Most people pray. Oh, they SAY they don't, but they do, especially in times of great stress, when nothing else seems to have a chance of working. And when they pray they usually add: "If you'll just do such and such for me, I'll give up sex for three weeks," or "I'll stop swearing for a month" or "I'll pray twice a week for a year."
This presupposes that God NEEDS the stuff they're offering, like He doesn't have ENOUGH people already not eating sweets.
But it's not for Him. It's for you. You have to sacrifice, to suffer a little bit, so that you can feel like you're offering something meaningful in exchange for what you so desperately desire.
So here's where matzo comes in. The Great Plotnik grew up within the Jewish PFT (Preferred Fairy Tale). Today and tonight Plotnik is proving his fealty by eschewing bread in favor of matzo. The truth is, Plotnik doesn't eat much bread, and he loves matzo, so this sacrifice is not a difficult one.
(Mmmmm, matzo with peanut butter? You buy matzo in the five-pack and then have it left over for weeks? This is livin'.)

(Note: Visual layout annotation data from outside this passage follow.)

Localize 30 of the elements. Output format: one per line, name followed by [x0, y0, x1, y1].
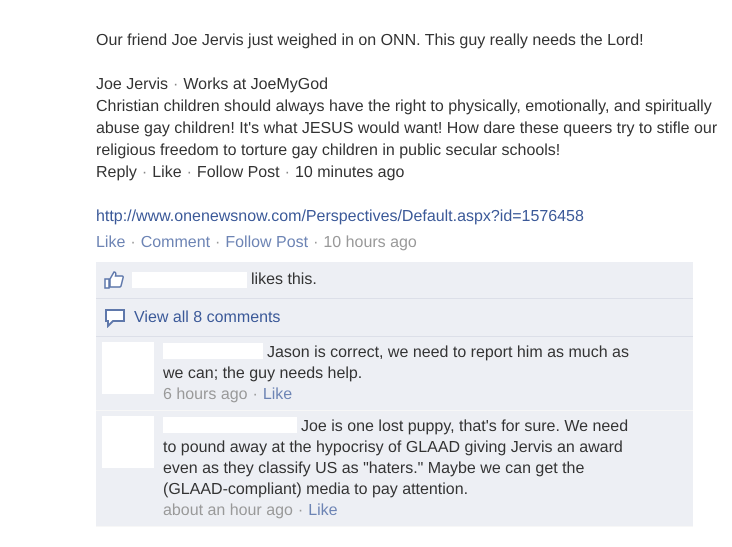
separator-dot: ·: [313, 233, 318, 253]
comment-text: Joe is one lost puppy, that's for sure. We need to pound away at the hypocrisy of GLAAD giving Jervis an award even as they classify US as "haters." Maybe we can get the (GLAAD-compliant) media to pay attention.: [163, 416, 630, 500]
post-action-link[interactable]: Comment: [140, 232, 210, 254]
post-action-link[interactable]: Follow Post: [225, 232, 308, 254]
comment-time: about an hour ago: [163, 501, 293, 521]
separator-dot: ·: [298, 501, 304, 521]
separator-dot: ·: [284, 163, 290, 183]
speech-bubble-icon: [104, 308, 126, 328]
quote-action-link[interactable]: Reply: [96, 162, 137, 184]
likes-text: likes this.: [251, 270, 317, 290]
comment-text: Jason is correct, we need to report him as much as we can; the guy needs help.: [163, 342, 630, 384]
quote-action-link[interactable]: Follow Post: [196, 162, 280, 184]
separator-dot: ·: [130, 233, 136, 253]
separator-dot: ·: [252, 385, 258, 405]
separator-dot: ·: [142, 163, 148, 183]
separator-dot: ·: [215, 233, 220, 253]
separator-dot: ·: [173, 75, 178, 95]
view-all-comments-link[interactable]: View all 8 comments: [134, 306, 280, 330]
quote-workplace[interactable]: Works at JoeMyGod: [183, 74, 328, 96]
post-text: Our friend Joe Jervis just weighed in on ONN. This guy really needs the Lord!: [96, 31, 645, 51]
post-time: 10 hours ago: [323, 233, 417, 253]
quote-author[interactable]: Joe Jervis: [96, 74, 168, 96]
thumbs-up-icon[interactable]: [104, 271, 124, 289]
comment-time: 6 hours ago: [163, 385, 248, 405]
quote-action-link[interactable]: Like: [152, 162, 182, 184]
post-action-link[interactable]: Like: [96, 232, 126, 254]
shared-link[interactable]: http://www.onenewsnow.com/Perspectives/Default.aspx?id=1576458: [96, 206, 584, 228]
quote-time: 10 minutes ago: [294, 163, 404, 183]
quote-body: Christian children should always have the right to physically, emotionally, and spiritually abuse gay children! It's what JESUS would want! How dare these queers try to stifle our religious freedom to torture gay children in public secular schools!: [96, 97, 718, 161]
separator-dot: ·: [186, 163, 192, 183]
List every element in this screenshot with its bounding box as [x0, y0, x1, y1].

Eating matzo is Plotnik's one dietary adherence to his PFT, but really it's more than that. It his tribute to his BNE (Ben and Eva). The rest of the year Plotnik eats whatever he feels like, but on this night he reclines, he puts on a yarmulke, he recalls his halting childhood Hebrew, and in return he gets to feel connected. He thinks about his grandparents and their apartment, about fitting 30 people into a space that held 10. It's such a wonderful memory.
He wishes Mummy P. could be here. He wishes his children could be here. Next year, maybe. But Plotnik will enjoy his matzo this year, because he thinks he gets it.
It is all about feeling cleansed. You want to feel that somehow, despite your brain filling you with logic, there is an illogic at play too. It is that illogic that transports you to your spiritual plane, call it whatever name makes you comfortable. We all need to get there from time to time and the ticket is not free. You just have to give something up first.
1 Comments:
Last year, when I was in China, I had to give up matzah. As a fellow matzah-lover, it was much harder NOT to eat matzah for 8 days, than the alternative. This year, I am lucky enough to get eat matzah for eight days, two of which have been spent with Mom, Dad, Becca, Grandma, and other family! Pretty lucky, indeed! :)
(In other words, some years you have Passover in China and eat bread the whole time, and other years you get to spend it with your family eating yummy matzah! Happy Pesach Uncle D and Aunt B!)